McGee was half awake, practising his kidnapped technique. It was still dark. Of course. He was curled up in the foetal position on a mattress on the floor snuggled into a quilt of some kind. Something warm lay in his hand. It felt like flesh. He opened one eye blearily and saw Gibbs sitting beside him on the floor. He had his glasses perched on his nose and he seemed to be reading a report of some kind by lamplight. He followed the line of Gibbs' arm and traced it back to himself. The warm thing in his hand was Gibbs' hand.

"You did OK, out there today," said Gibbs quietly without looking up.

"It didn't feel OK," McGee replied sullenly.

"It never does," Gibbs told him. "Get some sleep".

"I'm not tired, Boss," he said drowsily, his eyes sliding closed again.

He sighed contentedly. It mightn't be the clean white hospital with the cute nurse, but it would certainly do for now. He wondered vaguely how many times Gibbs had sat like this with Tony, holding his hand after one of his many adventures. He never could work out how Tony bounced back from such experiences. Now he was finding out. Slowly, he drifted off to sleep.


The low English accents roused him from sleep. It was still dark but the lights from the lab gave the darkness a homey quality. It was Ducky, he noted vaguely, and he had someone with him.

"We're just going to look at you wrists, Timothy," he heard Ducky's reassuring voice and they rolled him onto his back.

He dozed while they unwrapped his bandages and prodded his wrists. Every now and again, they would wake him to ask him a question or get him to move his fingers, but in the main he was tired enough to sleep through major surgery. He didn't even notice them leave.

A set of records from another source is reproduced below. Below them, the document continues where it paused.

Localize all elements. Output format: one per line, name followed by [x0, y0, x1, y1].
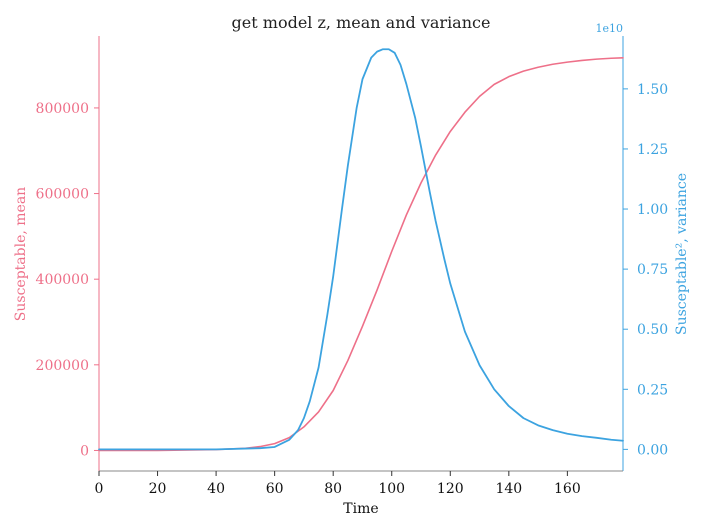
mean-series-line: [98, 57, 624, 452]
left-tick-label: 800000: [36, 101, 89, 117]
x-tick-label: 120: [437, 481, 464, 497]
right-tick-label: 0.50: [637, 322, 668, 338]
right-tick-label: 0.25: [637, 382, 668, 398]
axes-layer: 0 20 40 60 80 100 120 140 160 0 200000 400000 600000…: [36, 36, 668, 497]
x-tick-label: 20: [149, 481, 167, 497]
left-tick-label: 600000: [36, 187, 89, 203]
x-axis-label: Time: [343, 501, 378, 517]
x-tick-label: 160: [554, 481, 581, 497]
chart-title: get model z, mean and variance: [232, 13, 491, 32]
x-tick-label: 40: [207, 481, 225, 497]
left-axis-label: Susceptable, mean: [13, 187, 29, 321]
series-layer: [98, 48, 624, 452]
right-tick-label: 1.25: [637, 142, 668, 158]
right-axis-exponent-label: 1e10: [595, 22, 623, 35]
x-tick-label: 140: [495, 481, 522, 497]
left-tick-label: 200000: [36, 358, 89, 374]
left-tick-label: 400000: [36, 272, 89, 288]
right-tick-label: 0.75: [637, 262, 668, 278]
right-axis-label: Susceptable², variance: [674, 173, 690, 335]
variance-series-line: [98, 48, 624, 451]
x-tick-label: 100: [378, 481, 405, 497]
x-tick-label: 80: [324, 481, 342, 497]
right-tick-label: 1.50: [637, 82, 668, 98]
x-tick-label: 0: [95, 481, 104, 497]
x-tick-label: 60: [266, 481, 284, 497]
right-tick-label: 0.00: [637, 442, 668, 458]
right-tick-label: 1.00: [637, 202, 668, 218]
left-tick-label: 0: [80, 443, 89, 459]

When he woke properly, he practised feigning sleep and checking out his surroundings. He was lying on his back with his wrists crossed protectively in front of him: Probably where Ducky had left them. It was finally light and there was a strange clicking noise near his head. He opened his eyes a crack and was surprised to see Abby sitting beside him knitting.

"Abby?"

"Oh, hey McGee."

"What are you doing?"

"What does it look like I'm doing, crochet? I'm knitting; it's a great tension reliever."

She stopped and looked down at him. "You're pretty talkative for a dead guy, you know. You made the news."

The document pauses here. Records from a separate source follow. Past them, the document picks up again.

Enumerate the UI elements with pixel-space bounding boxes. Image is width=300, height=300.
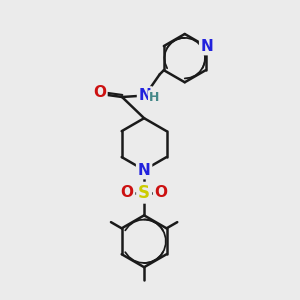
- Text: N: N: [201, 39, 214, 54]
- Text: N: N: [139, 88, 152, 103]
- Text: S: S: [138, 184, 150, 202]
- Text: N: N: [138, 163, 151, 178]
- Text: H: H: [149, 92, 160, 104]
- Text: O: O: [155, 185, 168, 200]
- Text: O: O: [121, 185, 134, 200]
- Text: O: O: [93, 85, 106, 100]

McGee gave her a puzzled look.

"They found your body at the scene of the fire; someone's trying to ID you even as we speak."

"Will they?" he was getting confused.

"Doesn't really matter so long as the bad guys think you're dead."

He considered this for a moment: Dead meant safe. OK, he could handle that for now. Then a hunger pang stabbed him like a knife.

"Anything to eat," he asked. "I'm starving".

Abby smiled down at him. "That's a good sign McGee! Tony left you a burrito."

"Yes!" he cheered. "Thank you Tony."

Then he tried to get up. An agonizing pain shot across the entire upper half of his body causing him to grunt in pain and fall back again. He lay panting for a moment. Next he tried rolling to one side but that was the side with the sore ribs. He stopped and rolled back the other way but at the last minute he realised he would have to use his elbows to lever himself up rather than his wrists and he nearly fell flat on his face trying to support himself. The pain from his injured ribs made him gasp. In a few minutes he had struggled theatrically to a sitting position.

The routine earned him a round of applause from Abby: "Do it again," she urged.

He shot her a withering look and reached for the burrito. He stopped suddenly; his eyes open wide in horror.

"Abby," he said quietly. "I can't feel my fingers."

"Yeah, I know," she said happily picking up her knitting.

"What?" he said incredulously.

"Don't you remember what Ducky told you last night?"

He scanned his memory banks, no matches.

"Ah no," he said tentatively hoping whatever Ducky had said was going to make him feel a hell of a lot better.

"Carpal tunnel syndrome," she explained in a 'this is soooo obvious' voice.

"What?"

"The little tunnel that all the tendons in your wrists have to travel through is all swollen which pinches the nerves and you can't feel anything. It's the same thing old people get from" ….she help up her work victoriously…. "..knitting. My grandmother used to get it all the time."

"Well, will it go away?" he was not happy, he was hoping for so much more out of Ducky.

"Well, eventually," she shrugged. "I wouldn't hold your breath."

McGee sighed miserably, took the burrito carefully in both hands and took a hungry bite.

"You know what I've been thinking?" Abby tempted him.

"That we could triangulate on the spike?" he suggested through a mouthful of food.

She gave him a wide smile. "Yes! That's exactly what I was thinking."

"I imagine they've changed frequency by now," he mumbled through his food.

"Oh, they tried to run," said Abby excitedly. "But they couldn't hide. I found them again."

McGee stopped chewing and smiled at her. "Really?"

"Really, really."

"Show me." He attempted to get up half a dozen times before she took pity on him and helped.